BMR- Basal Metabolic Rate is the minimum number of calories a body needs to stay alive. It’s different for everyone.
Factors like age, weight, heredity, body fat percentage and gender are all affecting factors.
Perhaps you have heard the term basal metabolic rate (BMR) and wondered what it means. BMR is the number of calories minimum that the body needs simply to keep stay alive. For example, the BMR is the number of calories a body would need to spend 24 hours asleep in bed. This number will depend on many things and will determine weight along with diet and level of exercise.
The BMR includes the number of calories used for activities like breathing, to maintain the heat pumping, brain function, temperature stabilization and other functions that occur in the body while asleep. The calories burned when awake and moving are not included in the BMR.
Factors that affect BMR include genetics, age, weight, gender, external temperature, internal temperature, body surface area, body fat percentage and others. Genetics will affect BMR because the initial metabolic set point is determined by genetics. Some people will have a BMR that is set higher than others, naturally.
Age comes into play with BMR because it slows at roughly 2 percent every 10 years after the age of 20.
If you are a woman, you will naturally have a lower BMR than a man because men usually have a lower percentage of body fat and a higher percentage of muscle, meaning that men require a higher metabolism to maintain this muscle.

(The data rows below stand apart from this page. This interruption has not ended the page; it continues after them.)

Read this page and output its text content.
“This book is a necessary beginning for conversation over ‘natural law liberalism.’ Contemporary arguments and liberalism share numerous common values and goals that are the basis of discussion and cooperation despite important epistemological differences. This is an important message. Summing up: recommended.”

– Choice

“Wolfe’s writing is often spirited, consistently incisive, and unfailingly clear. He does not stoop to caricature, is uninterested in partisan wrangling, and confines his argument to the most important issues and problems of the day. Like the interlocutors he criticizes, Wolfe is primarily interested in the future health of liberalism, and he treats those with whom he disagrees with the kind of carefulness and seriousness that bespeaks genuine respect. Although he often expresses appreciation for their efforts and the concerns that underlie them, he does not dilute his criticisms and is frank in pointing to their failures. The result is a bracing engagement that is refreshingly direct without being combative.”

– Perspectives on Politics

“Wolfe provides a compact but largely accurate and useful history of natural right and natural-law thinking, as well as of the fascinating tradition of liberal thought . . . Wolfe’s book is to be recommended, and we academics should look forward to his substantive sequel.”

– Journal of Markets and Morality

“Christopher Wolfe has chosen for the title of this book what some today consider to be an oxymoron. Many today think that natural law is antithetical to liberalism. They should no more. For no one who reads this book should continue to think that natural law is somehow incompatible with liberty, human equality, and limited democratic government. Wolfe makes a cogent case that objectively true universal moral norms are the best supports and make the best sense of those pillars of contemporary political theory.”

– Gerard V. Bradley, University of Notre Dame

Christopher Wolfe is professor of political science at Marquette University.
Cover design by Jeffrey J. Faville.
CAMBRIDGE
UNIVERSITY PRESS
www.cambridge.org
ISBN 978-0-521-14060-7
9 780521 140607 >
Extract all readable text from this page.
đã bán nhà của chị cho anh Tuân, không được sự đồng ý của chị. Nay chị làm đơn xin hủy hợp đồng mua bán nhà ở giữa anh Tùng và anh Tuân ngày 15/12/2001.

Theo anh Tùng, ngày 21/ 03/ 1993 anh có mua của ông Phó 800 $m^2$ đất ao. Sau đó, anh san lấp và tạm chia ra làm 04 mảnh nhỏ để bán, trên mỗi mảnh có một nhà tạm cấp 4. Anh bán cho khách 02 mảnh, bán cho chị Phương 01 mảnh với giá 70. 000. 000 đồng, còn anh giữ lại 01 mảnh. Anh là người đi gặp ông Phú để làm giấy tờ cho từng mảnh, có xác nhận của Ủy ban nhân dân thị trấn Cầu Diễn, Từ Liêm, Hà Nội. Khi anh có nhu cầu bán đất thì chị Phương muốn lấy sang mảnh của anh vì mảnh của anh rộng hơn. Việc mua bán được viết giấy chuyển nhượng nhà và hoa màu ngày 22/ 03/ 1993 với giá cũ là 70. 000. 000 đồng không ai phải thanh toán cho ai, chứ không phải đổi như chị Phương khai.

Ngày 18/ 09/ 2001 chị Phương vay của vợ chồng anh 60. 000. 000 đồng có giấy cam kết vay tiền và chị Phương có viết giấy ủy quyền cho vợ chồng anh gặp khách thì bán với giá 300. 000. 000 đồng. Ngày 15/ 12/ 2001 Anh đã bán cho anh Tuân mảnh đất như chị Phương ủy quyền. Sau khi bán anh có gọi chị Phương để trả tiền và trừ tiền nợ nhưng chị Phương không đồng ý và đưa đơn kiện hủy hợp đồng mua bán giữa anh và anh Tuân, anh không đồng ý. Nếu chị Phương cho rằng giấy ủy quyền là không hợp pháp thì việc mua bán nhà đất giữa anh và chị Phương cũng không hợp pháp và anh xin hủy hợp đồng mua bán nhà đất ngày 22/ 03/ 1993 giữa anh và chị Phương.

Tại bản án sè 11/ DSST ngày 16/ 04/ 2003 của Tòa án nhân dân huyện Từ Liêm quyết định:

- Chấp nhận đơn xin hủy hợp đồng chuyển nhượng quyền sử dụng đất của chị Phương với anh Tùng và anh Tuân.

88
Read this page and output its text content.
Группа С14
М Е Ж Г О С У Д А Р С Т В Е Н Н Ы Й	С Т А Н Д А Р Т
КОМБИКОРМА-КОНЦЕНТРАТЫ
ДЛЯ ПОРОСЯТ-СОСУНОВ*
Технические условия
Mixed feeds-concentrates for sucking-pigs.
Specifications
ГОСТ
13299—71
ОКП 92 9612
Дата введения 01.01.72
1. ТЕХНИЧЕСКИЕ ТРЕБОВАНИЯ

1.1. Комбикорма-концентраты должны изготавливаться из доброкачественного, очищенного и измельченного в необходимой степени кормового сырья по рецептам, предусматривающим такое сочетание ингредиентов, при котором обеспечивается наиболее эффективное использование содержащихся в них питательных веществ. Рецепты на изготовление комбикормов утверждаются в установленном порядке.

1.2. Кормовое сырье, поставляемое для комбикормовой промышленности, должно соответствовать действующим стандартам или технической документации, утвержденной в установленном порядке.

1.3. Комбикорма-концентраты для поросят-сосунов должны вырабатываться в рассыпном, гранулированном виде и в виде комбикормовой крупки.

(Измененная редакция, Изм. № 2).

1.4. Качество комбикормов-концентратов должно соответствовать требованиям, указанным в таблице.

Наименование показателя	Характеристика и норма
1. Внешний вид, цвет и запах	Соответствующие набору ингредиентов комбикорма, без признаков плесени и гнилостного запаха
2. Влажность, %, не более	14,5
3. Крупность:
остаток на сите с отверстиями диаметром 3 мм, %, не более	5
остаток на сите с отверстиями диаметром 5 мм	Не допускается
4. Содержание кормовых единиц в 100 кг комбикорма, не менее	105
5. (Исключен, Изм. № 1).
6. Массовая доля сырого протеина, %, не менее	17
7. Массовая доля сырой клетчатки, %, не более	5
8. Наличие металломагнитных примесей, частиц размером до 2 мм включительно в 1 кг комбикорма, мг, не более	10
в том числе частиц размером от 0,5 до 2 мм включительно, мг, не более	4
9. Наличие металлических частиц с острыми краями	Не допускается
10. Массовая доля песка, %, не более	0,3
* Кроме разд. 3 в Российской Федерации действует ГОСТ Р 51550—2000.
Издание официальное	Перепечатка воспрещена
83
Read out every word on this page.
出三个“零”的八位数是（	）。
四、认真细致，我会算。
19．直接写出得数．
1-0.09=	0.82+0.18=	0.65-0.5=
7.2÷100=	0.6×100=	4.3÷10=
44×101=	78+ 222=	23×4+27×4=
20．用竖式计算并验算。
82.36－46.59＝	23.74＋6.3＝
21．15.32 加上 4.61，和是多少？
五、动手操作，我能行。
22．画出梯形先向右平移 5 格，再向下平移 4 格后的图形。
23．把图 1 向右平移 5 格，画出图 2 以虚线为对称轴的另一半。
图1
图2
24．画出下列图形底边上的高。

The external temperature can be responsible for raising BMR. If the weather is cold, the body must create more heat to keep warm. Anything that affects body temperature and tries to raise or lower it will cause the BMR to increase in order to counteract this effect.
Body surface area is also relevant to BMR. Height and weight help determine BMR. The higher body surface area is, the higher the BMR.
Body fat percentage also affects BMR. The higher the body fat percentage the lower the BMR. Lean muscle raises BMR and body fat lowers it.
Certain glands in the body are responsible for regulating and setting BMR, including the thyroid and adrenal glands. Your thyroid gland releases a chemical called Thyroxin, which is responsible for increasing BMR the more of this chemical that is released, the higher the BMR.
The information supplied in this article is not to be considered as medical advice and is for educational purposes only.